Readers React: Morally bankrupt, mathematically wrong on inmate firefighters

To the editor: Set aside the ethical lapses made by those bemoaning the loss of nearly unpaid labor that is a consequence of the prison reform brought about by Proposition 47 and consider their mathematical lapses instead. (“Prop. 47 leaves future of California inmate fire crews uncertain,” Nov. 12)

State officials claim a savings of $80 million annually, realized by the conscription of 4,000 prisoners who apparently deserve to be paid only a tiny fraction of the roughly $20,000 average seasonal firefighting salary that is earned by their free colleagues.

This calculation does not, however, take into account the $47,000 paid annually by the state to incarcerate each of these same inmate firefighters, who are considered so low risk that they may be trusted to wield deadly weapons in the chaos of a blazing forest.

While it is disappointing that the moral calculus of these officials favors the ill-gotten gains of nearly free labor, the inability to recognize that inmate fire crews are more costly than paid labor exposes a stunning lack of arithmetic skills.


Jonathan May, Culver City


To the editor: As evidenced by the passage of Proposition 47, the people are still way ahead of the politicians on drug policy.
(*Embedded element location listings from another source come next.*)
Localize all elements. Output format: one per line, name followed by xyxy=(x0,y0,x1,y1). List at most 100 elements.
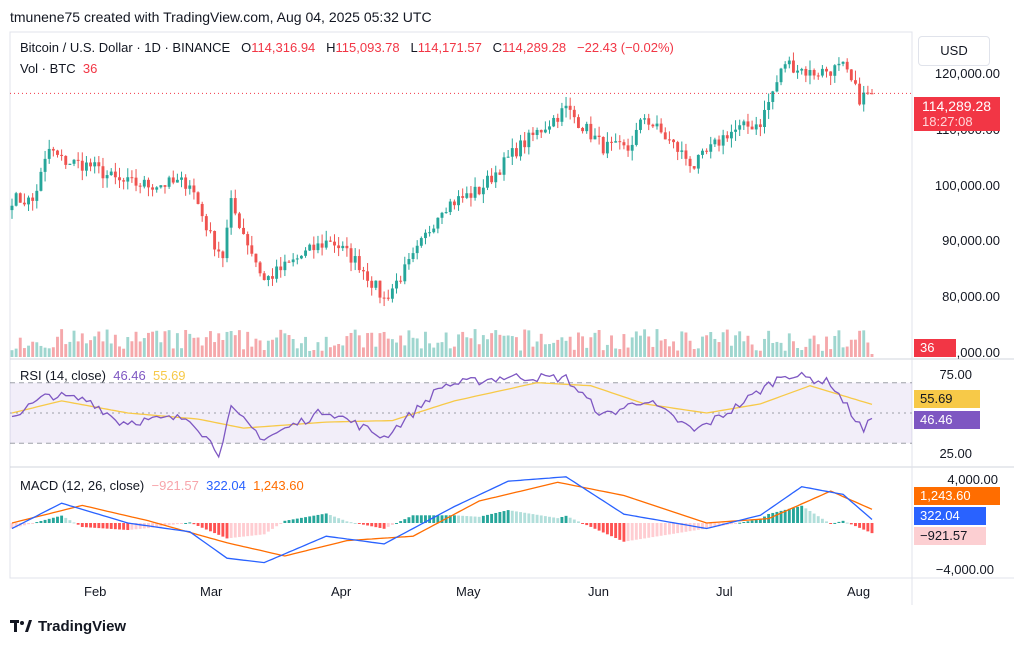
macd-histogram-bar xyxy=(469,516,473,523)
candle-body xyxy=(337,245,341,249)
macd-histogram-bar xyxy=(452,515,456,523)
volume-bar xyxy=(651,346,655,357)
candle-body xyxy=(440,212,444,218)
candle-body xyxy=(667,139,671,141)
volume-bar xyxy=(556,339,560,357)
macd-histogram-bar xyxy=(349,522,353,524)
candle-body xyxy=(672,139,675,143)
candle-body xyxy=(333,241,336,246)
volume-bar xyxy=(680,331,684,357)
macd-histogram-bar xyxy=(605,523,609,535)
candle-body xyxy=(816,75,820,77)
volume-bar xyxy=(299,343,303,357)
candle-body xyxy=(771,91,775,102)
volume-bar xyxy=(97,331,101,357)
candle-body xyxy=(444,212,448,214)
macd-histogram-bar xyxy=(337,518,341,523)
volume-bar xyxy=(316,342,320,357)
volume-bar xyxy=(787,333,791,357)
volume-bar xyxy=(126,337,130,357)
volume-bar xyxy=(713,338,717,357)
macd-histogram-bar xyxy=(622,523,626,542)
macd-histogram-bar xyxy=(386,523,390,527)
macd-histogram-bar xyxy=(610,523,613,537)
candle-body xyxy=(837,63,841,66)
volume-bar xyxy=(845,346,849,357)
macd-histogram-bar xyxy=(763,516,766,523)
macd-histogram-bar xyxy=(804,508,808,523)
price-tick-100000: 100,000.00 xyxy=(934,178,1000,193)
volume-bar xyxy=(796,348,800,357)
macd-histogram-bar xyxy=(825,521,828,523)
high-value: 115,093.78 xyxy=(335,40,400,55)
candle-body xyxy=(200,203,204,217)
macd-histogram-bar xyxy=(634,523,638,540)
candle-body xyxy=(647,118,651,125)
candle-body xyxy=(651,124,655,127)
volume-bar xyxy=(266,340,270,357)
volume-bar xyxy=(469,338,473,357)
volume-bar xyxy=(490,333,494,357)
volume-bar xyxy=(709,332,713,357)
volume-bar xyxy=(849,339,853,357)
candle-body xyxy=(378,280,382,298)
macd-histogram-bar xyxy=(614,523,618,539)
volume-bar xyxy=(742,341,746,357)
macd-histogram-bar xyxy=(457,515,460,523)
volume-bar xyxy=(639,335,642,357)
volume-bar xyxy=(779,342,783,357)
macd-histogram-bar xyxy=(808,510,812,523)
macd-histogram-bar xyxy=(130,523,134,530)
volume-bar xyxy=(337,344,341,357)
macd-histogram-bar xyxy=(279,523,283,524)
candle-body xyxy=(461,196,465,198)
macd-histogram-bar xyxy=(225,523,229,539)
macd-histogram-bar xyxy=(382,523,386,529)
macd-histogram-bar xyxy=(250,523,254,536)
candle-body xyxy=(130,177,134,179)
volume-bar xyxy=(663,339,667,357)
volume-bar xyxy=(328,347,332,357)
candle-body xyxy=(374,280,378,288)
candle-body xyxy=(366,271,370,281)
candle-body xyxy=(477,186,481,195)
candle-body xyxy=(845,61,849,70)
month-aug: Aug xyxy=(847,584,871,599)
macd-histogram-bar xyxy=(548,516,551,523)
volume-bar xyxy=(701,336,704,357)
candle-body xyxy=(841,61,845,64)
volume-bar xyxy=(775,341,779,357)
macd-histogram-bar xyxy=(122,523,126,530)
macd-histogram-bar xyxy=(523,512,527,523)
volume-bar xyxy=(428,343,432,357)
macd-histogram-bar xyxy=(254,523,258,536)
macd-histogram-bar xyxy=(758,519,762,523)
candle-body xyxy=(283,261,287,271)
candle-body xyxy=(833,65,837,76)
candle-body xyxy=(486,175,489,188)
volume-bar xyxy=(630,337,634,357)
volume-bar xyxy=(262,350,266,357)
macd-histogram-bar xyxy=(833,522,837,524)
macd-histogram-bar xyxy=(68,520,72,523)
macd-histogram-bar xyxy=(64,517,68,523)
currency-button[interactable]: USD xyxy=(918,36,990,66)
candle-body xyxy=(543,129,547,133)
macd-histogram-bar xyxy=(320,514,324,523)
candle-body xyxy=(258,262,262,274)
candle-body xyxy=(705,150,709,152)
candle-body xyxy=(465,193,469,198)
macd-histogram-bar xyxy=(713,523,717,528)
candle-body xyxy=(279,266,283,271)
volume-bar xyxy=(870,354,874,357)
volume-bar xyxy=(800,350,804,357)
volume-bar xyxy=(758,350,762,357)
tradingview-logo: TradingView xyxy=(10,618,126,635)
volume-bar xyxy=(548,344,551,357)
volume-bar xyxy=(614,348,618,357)
macd-histogram-bar xyxy=(299,517,303,523)
volume-bar xyxy=(374,346,378,357)
volume-bar xyxy=(688,340,692,357)
macd-histogram-bar xyxy=(180,523,183,524)
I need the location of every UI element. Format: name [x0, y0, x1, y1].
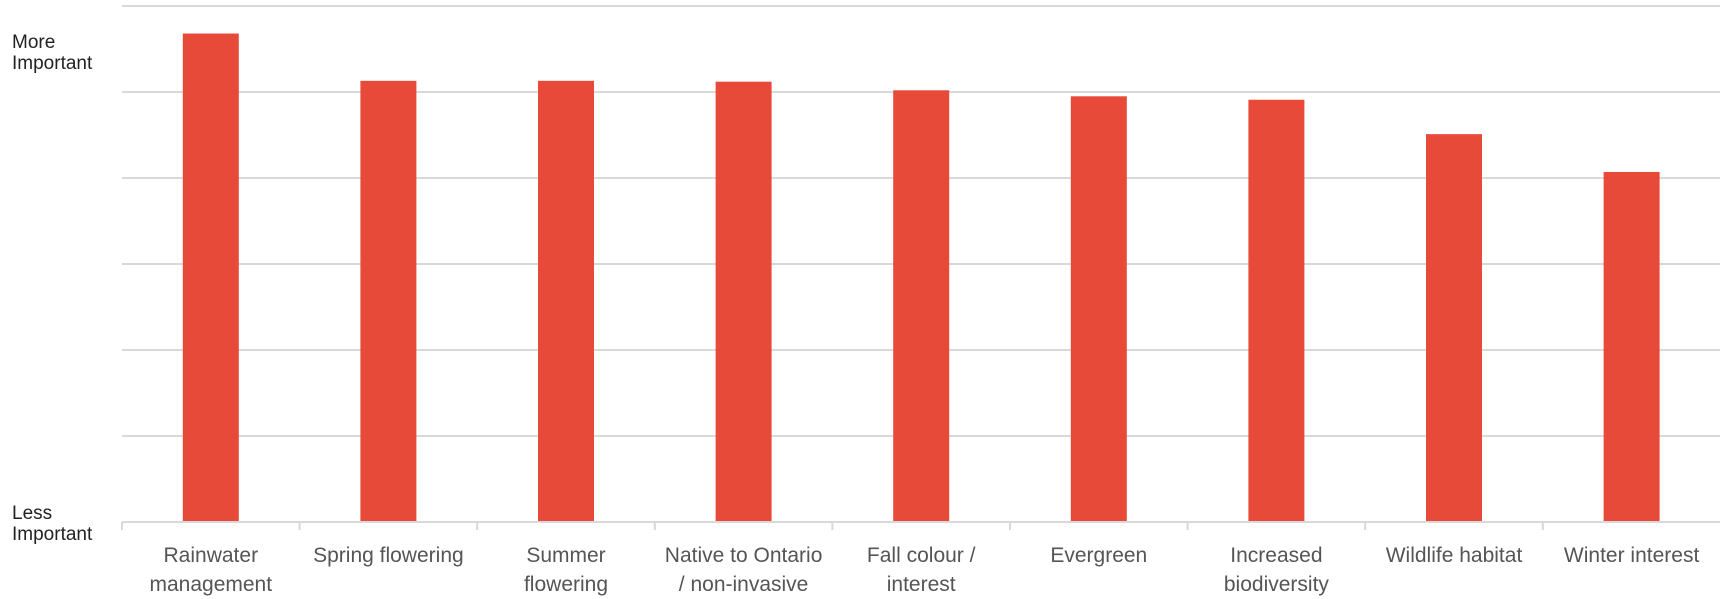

The punitive drug war is not the promoter of family values that some would have us believe. Children of inmates are at risk of educational failure, joblessness, addiction and delinquency.


Incarcerating nonviolent drug offenders alongside hardened criminals is the equivalent of providing them with a taxpayer-funded education in criminal behavior. Prisons transmit violent habits to nonviolent drug offenders who are eventually released with dismal job prospects because of criminal records.

Turning drug users into unemployable ex-cons is a senseless waste of tax dollars. It’s time to declare peace in the failed drug war and begin treating all substance abuse, legal or otherwise, as the public health problem it is.

Robert Sharpe, Washington

The writer is a policy analyst at Common Sense for Drug Policy.